Súbitamente, la cabeza de la hermana de Conrada asomó por la ventana abierta sobre su celda. Alicia, que no se esperaba esta aparición, no pudo evitar un sobresalto y dio un grito. Al instante, en el dormitorio común se oyó un alarido —provocado, según supo después, por su propio grito—; al alarido siguió un llanto quejumbroso; al llanto, un clamor horrísono y espantable, como el aullido de un lobo. Y a poco se organizó una algarabía de lamentos, ayes y voces, en el que participaron casi todas, por no decir todas, sus vecinas de pabellón, y que llenó de pavor a la nueva reclusa. Sobre aquel estruendo, destacó como un trueno la voz de Roberta, dominando a todas:
—¡A la que grite la saco a dormir al fresco, entre culebras! Cesaron los gritos, pero prosiguieron los lloros.
—¡Y a la que llore, también; que sé muy bien quién es!
Se aplacó el llanto, pero siguieron los gimoteos. Se oyeron los pasos secos y rápidos de la guardiana de noche y, al punto, dos sonoras bofetadas. Se hizo el silencio. A poco, la puerta de la celda de Alicia se abrió y entró Roberta con la palma de la mano extendida y amenazadora. «La nueva» —como la llamarían durante muchos días— se irguió en la cama y la contempló con tal autoridad que la mano de la guardiana de noche se distendió: «¡Atrévase!», parecía expresar Alicia, sin pronunciar palabra.
—¡Estúpida! —Se limitó Roberta a decir.
Alicia se deslizó entre las sábanas y cerró los ojos. El corazón le batía en el pecho. Pensó que aquella noche le sería imposible conciliar el sueño. ¿Cuántas locas habría allí, en el dormitorio común? ¿Cómo serían? ¿Qué edades tendrían? ¿Cuáles las malformaciones de sus mentes? Pero también había oído gritos del lado de acá; en las celdas individuales que eran —según supo después— unas de pago, y otras para enfermas características: las llamadas «sucias», que se excrementaban al dormir; las que no podían valerse por sí mismas, las sonámbulas, las epilépticas y las que añadían a su cuadro clínico la condición de lesbianas.

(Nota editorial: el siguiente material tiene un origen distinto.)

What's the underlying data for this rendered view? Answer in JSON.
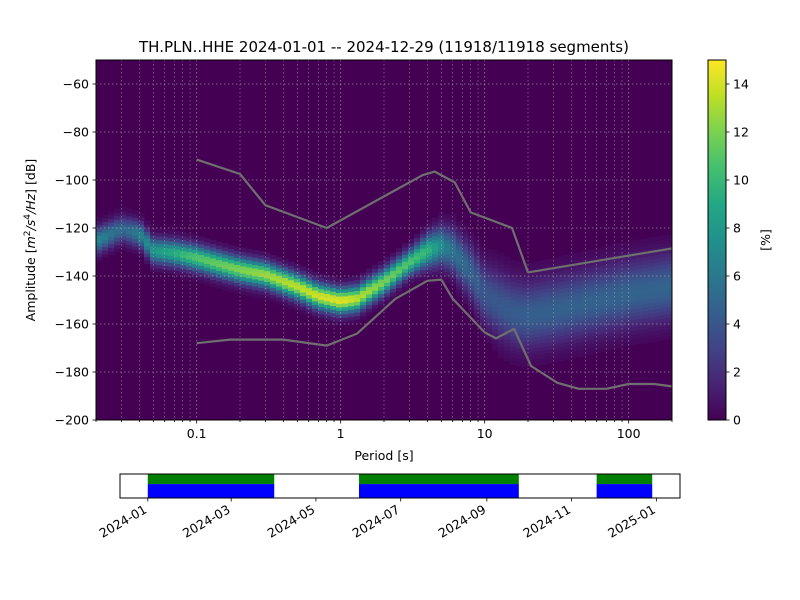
{
  "chart_data": [
    {
      "type": "heatmap",
      "title": "TH.PLN..HHE   2024-01-01 -- 2024-12-29  (11918/11918 segments)",
      "xlabel": "Period [s]",
      "ylabel_parts": [
        "Amplitude [",
        "m",
        "2",
        "/s",
        "4",
        "/Hz",
        "] [dB]"
      ],
      "x_scale": "log",
      "xlim": [
        0.02,
        200
      ],
      "ylim": [
        -200,
        -50
      ],
      "x_ticks": [
        0.1,
        1,
        10,
        100
      ],
      "x_tick_labels": [
        "0.1",
        "1",
        "10",
        "100"
      ],
      "y_ticks": [
        -200,
        -180,
        -160,
        -140,
        -120,
        -100,
        -80,
        -60
      ],
      "y_tick_labels": [
        "−200",
        "−180",
        "−160",
        "−140",
        "−120",
        "−100",
        "−80",
        "−60"
      ],
      "grid": true,
      "colormap": "viridis",
      "colorbar": {
        "label": "[%]",
        "range": [
          0,
          15
        ],
        "ticks": [
          0,
          2,
          4,
          6,
          8,
          10,
          12,
          14
        ],
        "tick_labels": [
          "0",
          "2",
          "4",
          "6",
          "8",
          "10",
          "12",
          "14"
        ]
      },
      "mode_curve": {
        "period": [
          0.02,
          0.03,
          0.04,
          0.05,
          0.07,
          0.1,
          0.15,
          0.2,
          0.3,
          0.5,
          0.7,
          1.0,
          1.3,
          2.0,
          3.0,
          4.0,
          5.0,
          6.0,
          8.0,
          10.0,
          13.0,
          16.0,
          20.0,
          30.0,
          50.0,
          100.0,
          200.0
        ],
        "db": [
          -126,
          -121,
          -123,
          -130,
          -131,
          -133,
          -136,
          -138,
          -140,
          -145,
          -149,
          -151,
          -150,
          -143,
          -135,
          -130,
          -128,
          -130,
          -139,
          -148,
          -153,
          -156,
          -157,
          -155,
          -152,
          -148,
          -145
        ]
      },
      "series": [
        {
          "name": "",
          "period": [
            0.1,
            0.2,
            0.3,
            0.8,
            3.7,
            4.5,
            6.2,
            8.0,
            15.5,
            20.0,
            200.0
          ],
          "db": [
            -91.5,
            -97.5,
            -110.5,
            -120,
            -98,
            -96.5,
            -101,
            -113.5,
            -120,
            -138.5,
            -128.5
          ]
        },
        {
          "name": "",
          "period": [
            0.1,
            0.17,
            0.4,
            0.8,
            1.3,
            2.4,
            4.0,
            5.0,
            6.0,
            10.0,
            12.0,
            16.0,
            21.0,
            32.0,
            45.0,
            70.0,
            100.0,
            150.0,
            200.0
          ],
          "db": [
            -168,
            -166.5,
            -166.5,
            -169,
            -164,
            -149.5,
            -142,
            -141.5,
            -149.5,
            -163.5,
            -166,
            -162,
            -177.5,
            -184.5,
            -187,
            -187,
            -185,
            -185,
            -186
          ]
        }
      ]
    },
    {
      "type": "timeline",
      "x_ticks": [
        "2024-01-01",
        "2024-03-01",
        "2024-05-01",
        "2024-07-01",
        "2024-09-01",
        "2024-11-01",
        "2025-01-01"
      ],
      "x_tick_labels": [
        "2024-01",
        "2024-03",
        "2024-05",
        "2024-07",
        "2024-09",
        "2024-11",
        "2025-01"
      ],
      "xlim": [
        "2023-12-12",
        "2025-01-18"
      ],
      "coverage_intervals": [
        [
          "2024-01-01",
          "2024-04-01"
        ],
        [
          "2024-06-01",
          "2024-09-24"
        ],
        [
          "2024-11-19",
          "2024-12-29"
        ]
      ],
      "colors": {
        "processed": "#008000",
        "data": "#0000ff",
        "gap": "#ff0000"
      }
    }
  ]
}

Entre aquel mundo, sumado al de los hombres, que pernoctaban en otros pabellones, habría de descubrir un asesino, autor material de un crimen, o bien a su inductor; o, por ventura, a ambos.

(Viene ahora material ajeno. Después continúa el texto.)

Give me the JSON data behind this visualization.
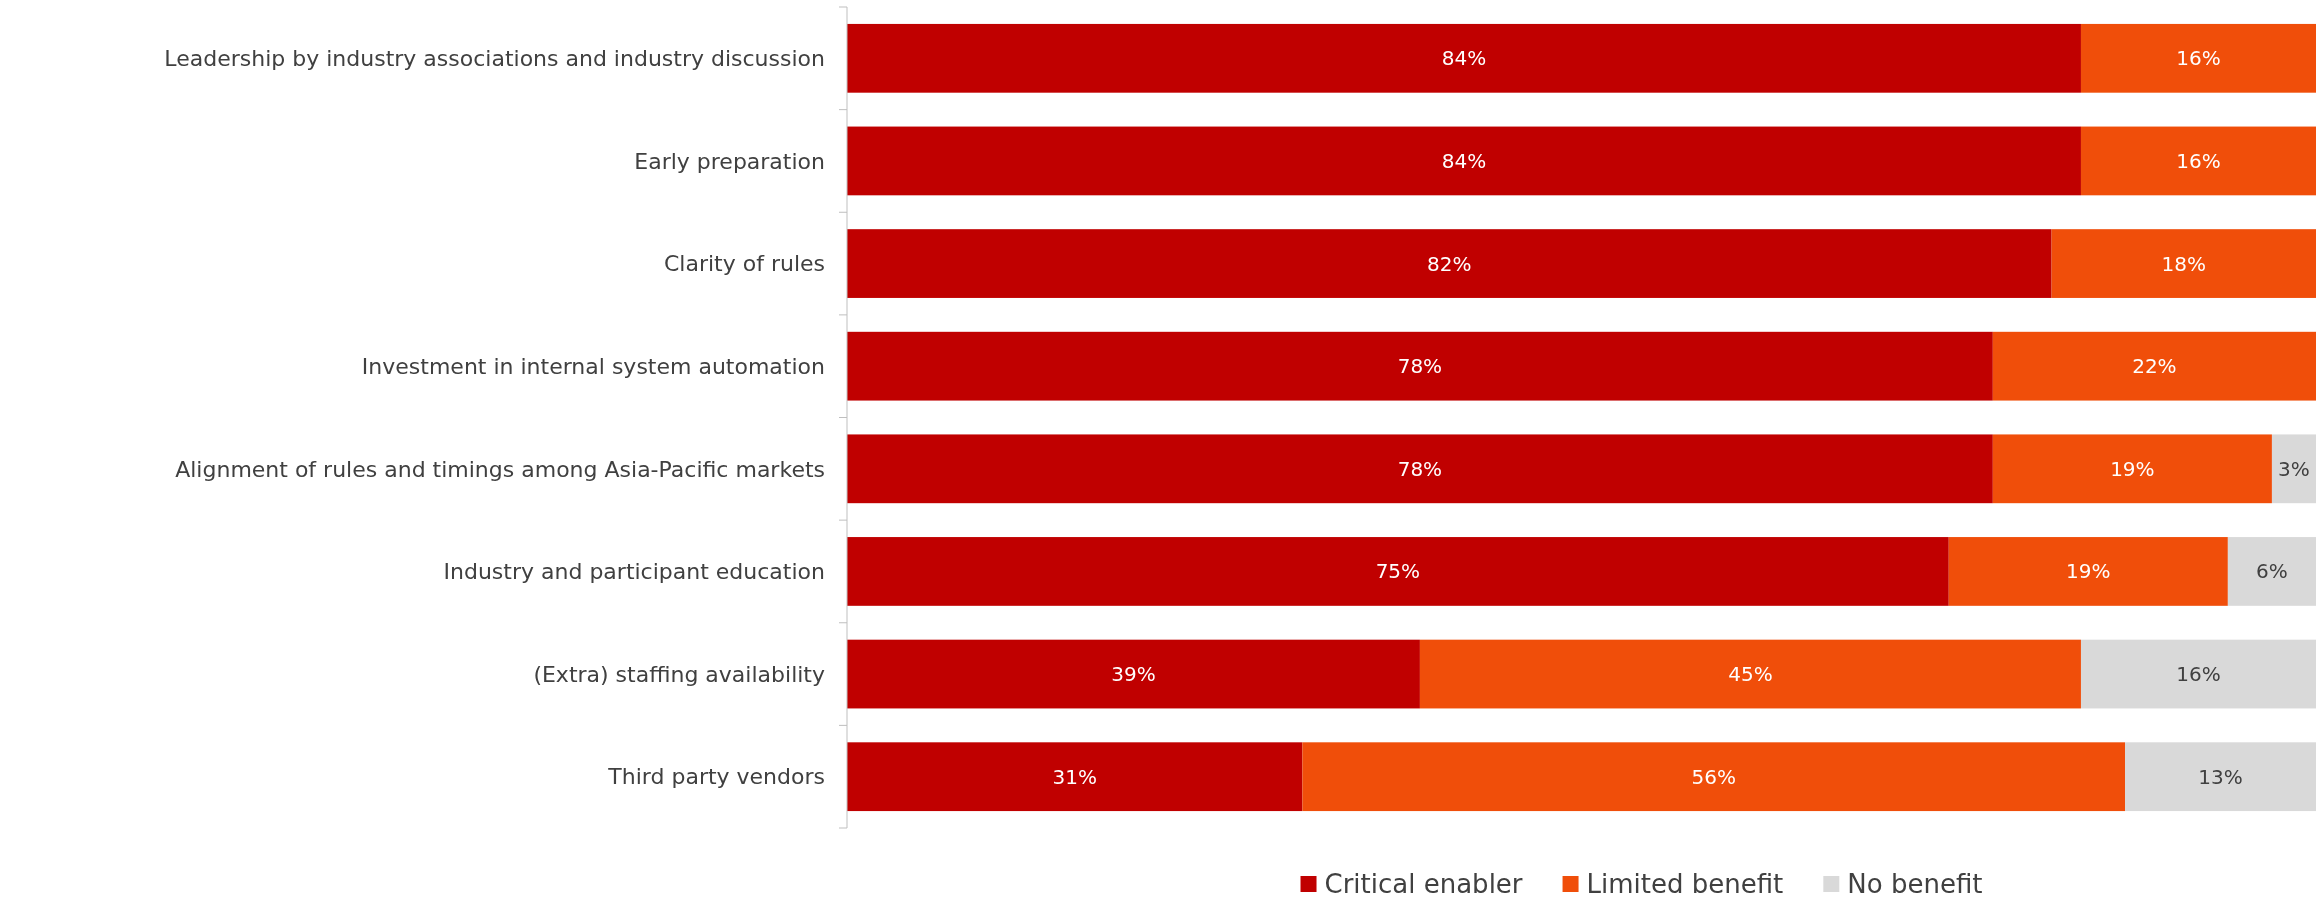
{
  "chart_data": {
    "type": "bar",
    "orientation": "horizontal",
    "stacked": true,
    "legend": "bottom",
    "categories": [
      "Leadership by industry associations and industry discussion",
      "Early preparation",
      "Clarity of rules",
      "Investment in internal system automation",
      "Alignment of rules and timings among Asia-Pacific markets",
      "Industry and participant education",
      "(Extra) staffing availability",
      "Third party vendors"
    ],
    "series": [
      {
        "name": "Critical enabler",
        "color": "#c00000",
        "values": [
          84,
          84,
          82,
          78,
          78,
          75,
          39,
          31
        ],
        "value_labels": [
          "84%",
          "84%",
          "82%",
          "78%",
          "78%",
          "75%",
          "39%",
          "31%"
        ]
      },
      {
        "name": "Limited benefit",
        "color": "#f04e0a",
        "values": [
          16,
          16,
          18,
          22,
          19,
          19,
          45,
          56
        ],
        "value_labels": [
          "16%",
          "16%",
          "18%",
          "22%",
          "19%",
          "19%",
          "45%",
          "56%"
        ]
      },
      {
        "name": "No benefit",
        "color": "#d9d9d9",
        "values": [
          null,
          null,
          null,
          null,
          3,
          6,
          16,
          13
        ],
        "value_labels": [
          null,
          null,
          null,
          null,
          "3%",
          "6%",
          "16%",
          "13%"
        ]
      }
    ]
  }
}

Alicia deseaba dormir para estar lúcida y despejada a la mañana siguiente. Mas entre el querer y el poder media un abismo. Estaba físicamente cansada, pero su mente no cesaba un punto de maquinar y ese galán esquivo que era el descanso parecía haber renunciado definitivamente a visitarla. Cuando al fin consiguió adormecerse tuvo un sueño tan profundo cuanto parlanchín y desasosegado. Soñó que un león la trasladaba entre sus poderosas mandíbulas hacia un lugar incógnito, sin herirla ni siquiera dañarla. El león penetró en una cueva tenebrosa cuya luz se iba apagando a medida que profundizaba en ella. Cuando la oscuridad fue total, dejó de tener conciencia de sí misma.